To deter criminal activity and to protect the health and safety of Canadians, the Government is committed to ensuring that there is a safe, legal and controlled supply of cannabis available for sale when the Act comes into force, subject to approval by Parliament.
Possession, production, distribution and sale outside the legal system would remain illegal and be subject to criminal penalties proportionate to the seriousness of the offence, ranging from ticketing up to a maximum penalty of 14 years’ imprisonment. The current program for access to cannabis for medical purposes would continue under the new Act.
Importing and Exporting Cannabis
Under the proposed Cannabis Act, it will remain illegal to import into Canada, or export from Canada, cannabis and cannabis products without a valid permit issued by the Government of Canada.
As is the case today, permits may be issued for certain limited purposes: medical and scientific cannabis or industrial hemp.
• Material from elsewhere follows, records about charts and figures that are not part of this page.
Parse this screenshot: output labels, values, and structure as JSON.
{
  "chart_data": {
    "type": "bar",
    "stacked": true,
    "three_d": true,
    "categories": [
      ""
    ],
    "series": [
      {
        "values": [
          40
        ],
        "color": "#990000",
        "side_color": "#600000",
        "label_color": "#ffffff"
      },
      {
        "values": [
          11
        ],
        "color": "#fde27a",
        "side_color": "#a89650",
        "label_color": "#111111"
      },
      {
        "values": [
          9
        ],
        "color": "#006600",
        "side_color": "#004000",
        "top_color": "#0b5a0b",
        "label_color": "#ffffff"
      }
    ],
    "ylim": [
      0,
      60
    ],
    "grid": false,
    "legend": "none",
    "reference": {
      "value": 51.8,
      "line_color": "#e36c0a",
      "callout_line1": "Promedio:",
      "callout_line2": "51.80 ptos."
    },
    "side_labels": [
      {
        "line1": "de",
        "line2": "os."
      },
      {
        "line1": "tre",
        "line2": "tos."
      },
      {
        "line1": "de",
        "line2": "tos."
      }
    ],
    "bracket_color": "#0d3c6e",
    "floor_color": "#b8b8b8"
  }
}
The Canada Border Services Agency and the Royal Canadian Mounted Police will continue to work together and with local police to uphold laws governing the illegal cross-border movement of cannabis.
Travellers, mail, courier and commercial shipments will continue to be subject to the Customs Act and examined for prohibited goods, including cannabis and cannabis products.
The unauthorized international cross-border movement of cannabis remains a serious criminal offence, and will be subject to enforcement up to and including criminal investigation and prosecution (which could result in a penalty of up to 14 years imprisonment for conviction on indictment).